When we think of Thanksgiving, we usually think of Pilgrims and Indians gathered for a harvest feast at Plymouth, but it was Abraham Lincoln who gave us Thanksgiving as a national holiday. Prior to Lincoln, each state celebrated Thanksgiving on different dates according to the discretion of each state’s governor. In 1863, in the middle of the Civil War, Lincoln issued a Presidential proclamation for a national day of Thanksgiving.
After noting the many blessings of God in spite of the Civil War with all its suffering and severity, Lincoln wrote in his proclamation, “No human counsel hath devised nor hath any mortal hand worked out these great things. They are the gracious gifts of the Most High God, who, while dealing with us in anger for our sins, hath nevertheless remembered mercy.
It has seemed to me fit and proper that they should be solemnly, reverently, and gratefully acknowledged, as with one heart and one voice, by the whole American people. I do therefore invite my fellow-citizens in every part of the United States, and also those who are at sea and those who are sojourning in foreign lands, to set apart and observe the last Thursday of November next as a day of thanksgiving and praise to our beneficent Father who dwelleth in the heavens. And I recommend to them that while offering up the ascriptions justly due to Him for such singular deliverances and blessings they do also, with humble penitence for our national perverseness and disobedience, commend to His tender care all those who have become widows, orphans, mourners, or sufferers in the lamentable civil strife in which we are unavoidably engaged, and fervently implore the interposition of the Almighty Hand to heal the wounds of the nation and to restore it, as soon as may be consistent with the Divine purposes, to the full enjoyment of peace, harmony, tranquility, and union.”
Ever since that proclamation in 1863 and the close of the Civil War in 1865, Americans have paused on a Thursday in November to reflect on God’s blessings with humility and thanksgiving.

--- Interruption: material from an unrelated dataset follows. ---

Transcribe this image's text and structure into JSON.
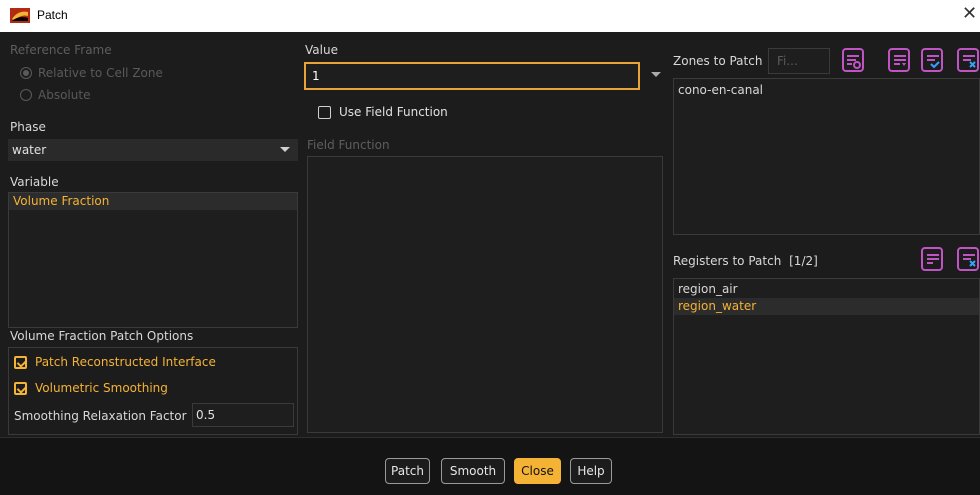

Most are aware that Lincoln never joined a church. But it is abundantly clear that the one book that most shaped his thought was the Bible. References to Scripture can be found throughout his speeches and conversations. And his Presidential proclamation creating a national day of Thanksgiving challenges us all to a faith that includes confession of our sins, compassion for our fellow man and gratitude to our Heavenly Father. As we gather for our Thanksgiving observances this week, may we hear again Lincoln’s exhortation. May we seek God’s face and trust in His Son that our sins might be forgiven, and that we might be a nation of righteousness that blesses the earth.